Creative Commons Attribution 4.0 International (CC-BY-4.0)

https://spdx.org/licenses/CC-BY-4.0.html

Considerations

Restrictions/Special Constraints

Use is governed by CC-BY-4.0 (https://creativecommons.org/licenses/by/4.0/): attribute 0DIN (https://0din.ai) when redistributing or building on this dataset. The dataset is intended for security research, AI safety evaluation, education, and the development of defensive tooling, consistent with 0DIN's Research Terms and Disclosure Policy.

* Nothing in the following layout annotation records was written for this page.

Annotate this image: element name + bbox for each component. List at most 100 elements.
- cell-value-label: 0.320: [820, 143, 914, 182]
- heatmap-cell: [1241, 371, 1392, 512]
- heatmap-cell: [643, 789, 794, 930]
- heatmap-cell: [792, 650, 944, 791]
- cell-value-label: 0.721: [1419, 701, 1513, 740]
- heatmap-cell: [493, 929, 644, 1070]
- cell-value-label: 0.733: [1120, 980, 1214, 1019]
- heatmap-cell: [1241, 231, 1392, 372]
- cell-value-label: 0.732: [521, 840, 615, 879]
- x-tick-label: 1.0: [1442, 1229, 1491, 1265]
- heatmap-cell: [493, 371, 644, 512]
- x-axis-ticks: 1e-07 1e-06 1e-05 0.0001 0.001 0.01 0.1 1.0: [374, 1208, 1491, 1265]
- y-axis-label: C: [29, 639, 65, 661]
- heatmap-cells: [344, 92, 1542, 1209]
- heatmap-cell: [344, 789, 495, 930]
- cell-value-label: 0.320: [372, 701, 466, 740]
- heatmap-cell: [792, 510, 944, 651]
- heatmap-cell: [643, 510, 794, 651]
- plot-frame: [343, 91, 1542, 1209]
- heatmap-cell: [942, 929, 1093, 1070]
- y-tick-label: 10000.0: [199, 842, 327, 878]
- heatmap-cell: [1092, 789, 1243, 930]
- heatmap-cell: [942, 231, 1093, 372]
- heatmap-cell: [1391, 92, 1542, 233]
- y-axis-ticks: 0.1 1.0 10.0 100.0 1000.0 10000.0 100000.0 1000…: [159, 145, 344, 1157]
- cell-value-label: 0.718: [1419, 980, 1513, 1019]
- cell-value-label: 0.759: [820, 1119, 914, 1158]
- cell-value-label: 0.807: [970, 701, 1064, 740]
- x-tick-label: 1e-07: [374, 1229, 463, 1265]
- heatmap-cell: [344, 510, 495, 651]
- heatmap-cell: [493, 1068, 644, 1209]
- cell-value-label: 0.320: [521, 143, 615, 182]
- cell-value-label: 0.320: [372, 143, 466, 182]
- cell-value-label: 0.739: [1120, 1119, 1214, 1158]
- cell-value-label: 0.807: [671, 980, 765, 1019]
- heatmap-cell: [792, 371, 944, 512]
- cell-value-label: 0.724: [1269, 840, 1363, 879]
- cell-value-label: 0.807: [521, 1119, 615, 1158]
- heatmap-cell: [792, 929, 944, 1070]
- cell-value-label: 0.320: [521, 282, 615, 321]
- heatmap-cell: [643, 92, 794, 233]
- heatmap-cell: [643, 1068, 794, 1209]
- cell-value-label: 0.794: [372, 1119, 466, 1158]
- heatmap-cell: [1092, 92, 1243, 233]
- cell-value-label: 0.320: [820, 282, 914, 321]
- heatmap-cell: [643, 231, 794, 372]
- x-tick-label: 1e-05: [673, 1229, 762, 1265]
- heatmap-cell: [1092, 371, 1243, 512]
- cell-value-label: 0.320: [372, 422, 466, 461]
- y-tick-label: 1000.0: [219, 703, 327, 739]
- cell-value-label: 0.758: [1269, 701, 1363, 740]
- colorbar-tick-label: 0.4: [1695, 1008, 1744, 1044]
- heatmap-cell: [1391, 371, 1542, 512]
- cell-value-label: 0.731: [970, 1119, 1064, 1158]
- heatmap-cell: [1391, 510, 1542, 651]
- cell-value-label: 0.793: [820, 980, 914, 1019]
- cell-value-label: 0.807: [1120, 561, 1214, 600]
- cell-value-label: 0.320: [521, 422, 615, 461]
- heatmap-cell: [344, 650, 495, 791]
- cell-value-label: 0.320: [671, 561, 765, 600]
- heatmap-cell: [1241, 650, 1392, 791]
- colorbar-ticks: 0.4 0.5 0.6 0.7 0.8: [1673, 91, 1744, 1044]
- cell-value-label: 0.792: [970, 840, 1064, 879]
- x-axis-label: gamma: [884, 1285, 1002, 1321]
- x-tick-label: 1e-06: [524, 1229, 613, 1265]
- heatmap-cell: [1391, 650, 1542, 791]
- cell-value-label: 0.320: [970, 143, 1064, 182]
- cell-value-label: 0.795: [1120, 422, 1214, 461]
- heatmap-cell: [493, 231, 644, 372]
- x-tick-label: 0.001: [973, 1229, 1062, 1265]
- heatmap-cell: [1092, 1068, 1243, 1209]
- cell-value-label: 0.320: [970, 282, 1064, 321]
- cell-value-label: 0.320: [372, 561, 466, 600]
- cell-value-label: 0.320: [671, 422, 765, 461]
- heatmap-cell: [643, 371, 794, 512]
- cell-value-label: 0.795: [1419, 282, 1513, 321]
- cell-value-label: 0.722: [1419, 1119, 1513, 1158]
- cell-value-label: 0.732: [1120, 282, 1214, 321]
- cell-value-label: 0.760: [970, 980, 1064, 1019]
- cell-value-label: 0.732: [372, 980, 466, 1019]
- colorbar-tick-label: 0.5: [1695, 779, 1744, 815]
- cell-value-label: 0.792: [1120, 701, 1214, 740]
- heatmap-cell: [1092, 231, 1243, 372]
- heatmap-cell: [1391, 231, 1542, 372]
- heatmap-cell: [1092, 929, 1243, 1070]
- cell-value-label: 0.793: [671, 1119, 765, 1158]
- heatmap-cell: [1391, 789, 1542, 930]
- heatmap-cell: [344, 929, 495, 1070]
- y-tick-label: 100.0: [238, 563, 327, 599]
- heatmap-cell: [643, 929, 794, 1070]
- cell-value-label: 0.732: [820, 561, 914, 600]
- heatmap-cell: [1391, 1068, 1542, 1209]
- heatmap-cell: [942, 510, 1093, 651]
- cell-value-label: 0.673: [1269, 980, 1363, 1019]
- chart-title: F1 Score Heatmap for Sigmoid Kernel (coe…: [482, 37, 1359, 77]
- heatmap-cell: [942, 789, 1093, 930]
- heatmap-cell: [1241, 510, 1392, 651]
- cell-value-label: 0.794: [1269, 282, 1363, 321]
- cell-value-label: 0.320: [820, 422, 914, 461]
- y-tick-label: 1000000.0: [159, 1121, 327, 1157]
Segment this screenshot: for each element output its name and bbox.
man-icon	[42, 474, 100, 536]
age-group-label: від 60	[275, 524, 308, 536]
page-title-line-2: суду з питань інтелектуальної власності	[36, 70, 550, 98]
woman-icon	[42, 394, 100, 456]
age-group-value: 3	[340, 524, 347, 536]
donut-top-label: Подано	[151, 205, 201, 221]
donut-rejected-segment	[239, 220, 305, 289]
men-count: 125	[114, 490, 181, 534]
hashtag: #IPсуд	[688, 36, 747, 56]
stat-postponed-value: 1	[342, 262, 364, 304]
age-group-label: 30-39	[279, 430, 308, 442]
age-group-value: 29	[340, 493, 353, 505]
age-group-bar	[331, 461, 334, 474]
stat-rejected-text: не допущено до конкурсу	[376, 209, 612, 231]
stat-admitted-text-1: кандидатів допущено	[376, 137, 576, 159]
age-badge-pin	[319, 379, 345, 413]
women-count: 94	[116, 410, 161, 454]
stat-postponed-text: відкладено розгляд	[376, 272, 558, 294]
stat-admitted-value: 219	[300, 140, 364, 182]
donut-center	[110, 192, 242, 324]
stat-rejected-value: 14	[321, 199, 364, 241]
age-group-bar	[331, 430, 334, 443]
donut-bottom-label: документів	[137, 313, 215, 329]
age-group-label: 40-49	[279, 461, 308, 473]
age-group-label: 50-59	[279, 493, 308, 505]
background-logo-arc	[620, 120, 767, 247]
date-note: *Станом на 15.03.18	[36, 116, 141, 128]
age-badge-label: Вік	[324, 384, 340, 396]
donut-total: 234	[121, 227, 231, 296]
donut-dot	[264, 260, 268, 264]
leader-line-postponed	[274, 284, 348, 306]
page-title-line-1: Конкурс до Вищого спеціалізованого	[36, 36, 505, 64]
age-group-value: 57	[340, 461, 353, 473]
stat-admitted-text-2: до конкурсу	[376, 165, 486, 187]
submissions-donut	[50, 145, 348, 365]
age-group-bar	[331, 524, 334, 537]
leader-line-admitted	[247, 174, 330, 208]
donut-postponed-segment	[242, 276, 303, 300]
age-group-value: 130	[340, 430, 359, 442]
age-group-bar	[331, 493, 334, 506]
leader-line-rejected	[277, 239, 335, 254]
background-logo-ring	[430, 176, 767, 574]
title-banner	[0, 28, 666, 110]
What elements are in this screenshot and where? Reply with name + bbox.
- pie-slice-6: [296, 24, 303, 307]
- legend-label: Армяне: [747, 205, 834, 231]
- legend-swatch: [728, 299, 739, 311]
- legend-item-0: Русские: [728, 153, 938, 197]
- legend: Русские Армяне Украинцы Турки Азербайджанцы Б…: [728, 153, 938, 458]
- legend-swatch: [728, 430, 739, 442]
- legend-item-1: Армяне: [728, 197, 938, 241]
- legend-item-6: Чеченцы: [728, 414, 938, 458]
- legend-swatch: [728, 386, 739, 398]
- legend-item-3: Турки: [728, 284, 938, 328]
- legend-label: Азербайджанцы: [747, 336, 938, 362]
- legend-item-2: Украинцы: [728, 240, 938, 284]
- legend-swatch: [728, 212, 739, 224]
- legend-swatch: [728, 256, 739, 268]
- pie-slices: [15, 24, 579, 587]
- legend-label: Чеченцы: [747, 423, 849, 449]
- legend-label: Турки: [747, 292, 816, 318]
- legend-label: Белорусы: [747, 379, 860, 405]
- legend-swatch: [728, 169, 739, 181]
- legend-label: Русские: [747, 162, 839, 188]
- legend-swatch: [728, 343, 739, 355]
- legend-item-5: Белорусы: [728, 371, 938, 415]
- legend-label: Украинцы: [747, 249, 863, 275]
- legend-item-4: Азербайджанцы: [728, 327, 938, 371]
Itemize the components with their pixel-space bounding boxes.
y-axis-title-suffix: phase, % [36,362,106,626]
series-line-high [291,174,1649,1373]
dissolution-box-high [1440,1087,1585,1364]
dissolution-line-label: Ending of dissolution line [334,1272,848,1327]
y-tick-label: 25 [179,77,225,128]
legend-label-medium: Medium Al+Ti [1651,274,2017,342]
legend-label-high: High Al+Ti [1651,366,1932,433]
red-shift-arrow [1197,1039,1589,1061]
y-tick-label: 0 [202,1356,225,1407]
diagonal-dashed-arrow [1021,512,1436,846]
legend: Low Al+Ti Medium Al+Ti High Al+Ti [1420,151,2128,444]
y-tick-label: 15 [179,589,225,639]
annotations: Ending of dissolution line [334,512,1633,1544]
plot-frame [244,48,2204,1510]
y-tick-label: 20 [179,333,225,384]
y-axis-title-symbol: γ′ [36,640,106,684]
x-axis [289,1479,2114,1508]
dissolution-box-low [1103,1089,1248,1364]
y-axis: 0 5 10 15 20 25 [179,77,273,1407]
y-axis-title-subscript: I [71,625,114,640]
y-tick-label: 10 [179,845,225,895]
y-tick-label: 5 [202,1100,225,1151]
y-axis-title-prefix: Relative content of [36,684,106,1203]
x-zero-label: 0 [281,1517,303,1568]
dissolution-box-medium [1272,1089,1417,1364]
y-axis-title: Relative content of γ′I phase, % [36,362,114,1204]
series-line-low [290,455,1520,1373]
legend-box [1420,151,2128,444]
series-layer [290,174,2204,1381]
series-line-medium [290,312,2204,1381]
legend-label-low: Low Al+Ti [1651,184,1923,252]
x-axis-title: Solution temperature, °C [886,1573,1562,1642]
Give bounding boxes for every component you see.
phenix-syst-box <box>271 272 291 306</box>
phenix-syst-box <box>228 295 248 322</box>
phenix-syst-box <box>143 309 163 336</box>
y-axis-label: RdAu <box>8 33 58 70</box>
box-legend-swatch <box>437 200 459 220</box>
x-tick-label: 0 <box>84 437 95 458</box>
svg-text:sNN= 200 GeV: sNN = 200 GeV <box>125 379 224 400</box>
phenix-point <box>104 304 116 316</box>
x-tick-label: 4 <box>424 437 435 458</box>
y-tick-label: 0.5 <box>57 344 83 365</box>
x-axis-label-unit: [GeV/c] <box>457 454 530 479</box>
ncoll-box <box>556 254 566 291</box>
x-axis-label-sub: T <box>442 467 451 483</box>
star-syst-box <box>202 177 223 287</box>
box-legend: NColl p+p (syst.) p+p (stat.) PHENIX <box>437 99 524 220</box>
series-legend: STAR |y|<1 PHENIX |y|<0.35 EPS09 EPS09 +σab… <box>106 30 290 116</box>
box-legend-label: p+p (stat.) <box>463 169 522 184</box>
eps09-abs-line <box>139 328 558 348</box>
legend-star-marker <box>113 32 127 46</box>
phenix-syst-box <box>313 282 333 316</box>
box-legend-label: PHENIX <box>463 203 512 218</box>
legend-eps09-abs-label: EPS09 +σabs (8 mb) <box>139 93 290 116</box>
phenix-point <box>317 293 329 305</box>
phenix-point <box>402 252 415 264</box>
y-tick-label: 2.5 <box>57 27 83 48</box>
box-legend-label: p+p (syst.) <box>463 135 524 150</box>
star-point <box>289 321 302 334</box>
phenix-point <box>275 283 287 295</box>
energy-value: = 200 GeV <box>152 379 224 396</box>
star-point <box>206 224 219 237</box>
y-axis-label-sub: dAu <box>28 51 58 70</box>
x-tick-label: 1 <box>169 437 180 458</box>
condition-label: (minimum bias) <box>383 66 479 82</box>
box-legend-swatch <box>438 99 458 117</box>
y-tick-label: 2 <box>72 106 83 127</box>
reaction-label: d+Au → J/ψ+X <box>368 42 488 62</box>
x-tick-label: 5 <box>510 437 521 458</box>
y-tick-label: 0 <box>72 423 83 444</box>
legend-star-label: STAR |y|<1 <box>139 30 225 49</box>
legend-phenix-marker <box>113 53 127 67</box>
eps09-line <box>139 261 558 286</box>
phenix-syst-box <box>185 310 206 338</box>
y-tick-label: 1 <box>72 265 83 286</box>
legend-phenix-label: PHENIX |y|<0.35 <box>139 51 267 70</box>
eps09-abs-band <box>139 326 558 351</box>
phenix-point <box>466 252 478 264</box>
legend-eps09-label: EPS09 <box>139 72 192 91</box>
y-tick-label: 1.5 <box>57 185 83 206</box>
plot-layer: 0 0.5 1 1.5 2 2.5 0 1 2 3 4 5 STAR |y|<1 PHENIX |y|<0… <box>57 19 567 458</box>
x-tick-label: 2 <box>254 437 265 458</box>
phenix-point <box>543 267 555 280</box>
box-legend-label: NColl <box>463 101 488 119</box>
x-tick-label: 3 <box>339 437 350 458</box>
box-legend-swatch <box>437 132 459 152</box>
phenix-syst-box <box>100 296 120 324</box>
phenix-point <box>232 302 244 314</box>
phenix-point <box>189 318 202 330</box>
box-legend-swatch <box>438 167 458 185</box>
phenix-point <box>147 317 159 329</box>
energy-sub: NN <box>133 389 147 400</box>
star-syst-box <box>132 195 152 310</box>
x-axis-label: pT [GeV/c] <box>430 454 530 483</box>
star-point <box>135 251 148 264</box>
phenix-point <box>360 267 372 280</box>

Do not use it to conduct unauthorized attacks on production systems, and do not attempt to re-identify, contact, or attribute disclosures to individuals beyond the public researcher-credit field.

Forbidden Usage

- Conducting unauthorized attacks on production AI systems or third-party services. - Re-identifying or attempting to deanonymize researchers, including those listed as "Anonymous". - Training models to evade safety guardrails or content moderation in ways that violate the targeted system's terms of service. - Generating content that is illegal in the jurisdictions where the data is processed (e.g., CSAM, NCII). - Harassing any individual, organization, or vendor referenced in the data.

Processes

Ethical Review

Each record reflects content already publicly visible on 0din.ai, vetted by 0DIN staff before publication. Two upstream public surfaces are mirrored: the metadata rendered at /disclosures/<uuid>, and — for disclosures on the public threat-feed allowlist — the pinned prompts/responses, variant prompts, and current detection signature rendered at /threatfeed/<uuid>/public. The dataset never introduces fields that are not already public; this is structural parity with 0din.ai, not a release of internal data. PII is excluded at the publisher layer; only researcher credit explicitly supplied by the submitter is included. Anonymous submissions are preserved as "Anonymous". Suppressed disclosures are excluded by 0DIN's publishing pipeline.

Intended Use

Training and evaluation of AI safety classifiers; automated red-teaming and detection pipelines; trend analysis across GenAI security boundaries and jailbreak taxonomies; model-card transparency on known weaknesses; reproducible academic security research with citable public disclosures.

Metadata

Bundle layout: a single .tar.gz archive containing three files at its root — vulnerabilities.jsonl (one disclosure per line), manifest.json (generated_at, dataset_name, dataset_schema_version, record_count, source URL, publisher_git_sha), and README.md. Records are ordered by published_at descending, then uuid ascending. The current schema version is recorded in the manifest.

Authoritative source: 0din.ai disclosures.